Da wir ein Holzhaus haben, wollten wir auch, dass der Boden der Veranda aus Holz ist. Da kann man im Sommer so schön barfuß laufen. Da wir von der Veranda einen Schritt nach unten in den Garten machen können, wird das Holz auch nicht verschmutzt und bietet einfach einen perfekten „Raum“ für den Sommer.
Anne, Bauherrin
Große Fenster und Fenstertüren holen Licht, Ausblicke und Natur tief ins Haus hinein, während die bewusst gewählte Gebäudeausrichtung Sonne, Privatsphäre und Landschaft optimal miteinander verbindet. Gleichzeitig folgt die Gestaltung keinem Selbstzweck, sondern unterstützt den Alltag der Bewohner – mit offenen Wohnbereichen, kurzen Wegen, flexiblen Nutzungsmöglichkeiten und einem barrierefreien Konzept für alle Lebensphasen. So entsteht eine Architektur, die nicht laut sein muss, um Charakter zu zeigen: individuell, zeitlos und mit einer klaren Haltung zu Wohnqualität, Nachhaltigkeit und persönlicher Freiheit.
Fazit von Anne und John: Ein Zuhause mit Charakter und hoher Wohnqualität

Mit „Beauly“ haben sich Anne und John genau das Zuhause geschaffen, das sie sich immer gewünscht haben: ein individuelles Holzhaus mit Charakter, das ihre Lebensweise widerspiegelt, und ein Ort, der ihre Erfahrungen, Reise-Inspirationen und persönlichen Vorstellungen aufnimmt.
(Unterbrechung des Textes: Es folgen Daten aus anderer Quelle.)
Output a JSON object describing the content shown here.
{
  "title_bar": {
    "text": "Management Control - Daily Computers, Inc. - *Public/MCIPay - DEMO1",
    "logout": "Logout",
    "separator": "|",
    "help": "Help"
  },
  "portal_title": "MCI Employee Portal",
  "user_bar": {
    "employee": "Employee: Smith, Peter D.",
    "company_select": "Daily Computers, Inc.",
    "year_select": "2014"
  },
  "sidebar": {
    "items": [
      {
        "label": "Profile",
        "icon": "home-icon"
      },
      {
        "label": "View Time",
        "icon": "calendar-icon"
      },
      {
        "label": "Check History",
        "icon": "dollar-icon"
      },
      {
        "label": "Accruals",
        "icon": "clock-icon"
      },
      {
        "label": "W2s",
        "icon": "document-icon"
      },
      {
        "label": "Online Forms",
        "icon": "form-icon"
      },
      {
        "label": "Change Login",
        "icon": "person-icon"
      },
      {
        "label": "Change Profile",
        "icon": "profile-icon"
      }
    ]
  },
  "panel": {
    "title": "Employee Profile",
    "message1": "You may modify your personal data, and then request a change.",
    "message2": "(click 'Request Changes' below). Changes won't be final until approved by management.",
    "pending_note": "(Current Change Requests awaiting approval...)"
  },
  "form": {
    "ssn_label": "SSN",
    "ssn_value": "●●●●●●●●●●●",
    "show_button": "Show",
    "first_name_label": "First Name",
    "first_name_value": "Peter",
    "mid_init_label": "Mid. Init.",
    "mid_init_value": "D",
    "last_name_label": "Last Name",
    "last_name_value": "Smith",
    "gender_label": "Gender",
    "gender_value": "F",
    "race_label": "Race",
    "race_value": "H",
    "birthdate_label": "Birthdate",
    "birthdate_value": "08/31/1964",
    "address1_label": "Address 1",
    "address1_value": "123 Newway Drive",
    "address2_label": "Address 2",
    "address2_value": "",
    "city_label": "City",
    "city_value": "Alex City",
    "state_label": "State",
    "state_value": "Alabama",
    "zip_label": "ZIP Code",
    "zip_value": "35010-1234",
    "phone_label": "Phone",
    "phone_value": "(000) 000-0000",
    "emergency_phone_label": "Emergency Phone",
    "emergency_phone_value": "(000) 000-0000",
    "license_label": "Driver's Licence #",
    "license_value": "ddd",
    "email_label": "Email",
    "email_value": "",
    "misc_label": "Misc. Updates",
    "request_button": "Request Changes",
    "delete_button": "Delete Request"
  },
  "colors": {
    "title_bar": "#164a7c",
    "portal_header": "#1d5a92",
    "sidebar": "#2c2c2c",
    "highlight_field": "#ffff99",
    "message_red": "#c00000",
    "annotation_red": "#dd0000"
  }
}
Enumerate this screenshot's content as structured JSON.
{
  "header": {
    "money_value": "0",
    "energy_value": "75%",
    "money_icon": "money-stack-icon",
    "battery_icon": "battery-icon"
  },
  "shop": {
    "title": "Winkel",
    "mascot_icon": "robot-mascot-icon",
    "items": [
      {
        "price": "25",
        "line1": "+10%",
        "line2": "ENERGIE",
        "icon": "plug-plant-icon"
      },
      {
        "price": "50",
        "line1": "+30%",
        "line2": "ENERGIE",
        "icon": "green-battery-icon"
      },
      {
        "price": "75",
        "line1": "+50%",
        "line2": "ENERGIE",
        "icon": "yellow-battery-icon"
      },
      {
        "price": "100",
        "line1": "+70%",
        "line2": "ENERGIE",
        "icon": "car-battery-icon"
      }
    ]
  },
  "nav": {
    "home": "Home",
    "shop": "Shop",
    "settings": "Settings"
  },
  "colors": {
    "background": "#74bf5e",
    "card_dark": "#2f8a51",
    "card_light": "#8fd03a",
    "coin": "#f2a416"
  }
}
Heute genießen wir die warme Atmosphäre des Holzes, die Offenheit der Räume und die enge Verbindung zwischen Haus, Veranda und Garten. Die großzügige Küche als Mittelpunkt des Hauses, die vielen durchdachten Details und die flexible Grundrissgestaltung machen ihren Alltag besonders komfortabel. Gleichzeitig gibt ihnen das barrierefreie Konzept die Sicherheit, auch in Zukunft selbstbestimmt und unabhängig in ihrem Zuhause leben zu können.
Besonders schätzen sie, dass Nachhaltigkeit, Energieeffizienz und Wohnqualität bei ihrem Haus keine Gegensätze sind, sondern perfekt zusammenwirken. So ist „Beauly“ für Anne und John weit mehr als ein Haus geworden – es ist ihr persönlicher „schöner Ort“, an dem sie sich jeden Tag aufs Neue zu Hause fühlen.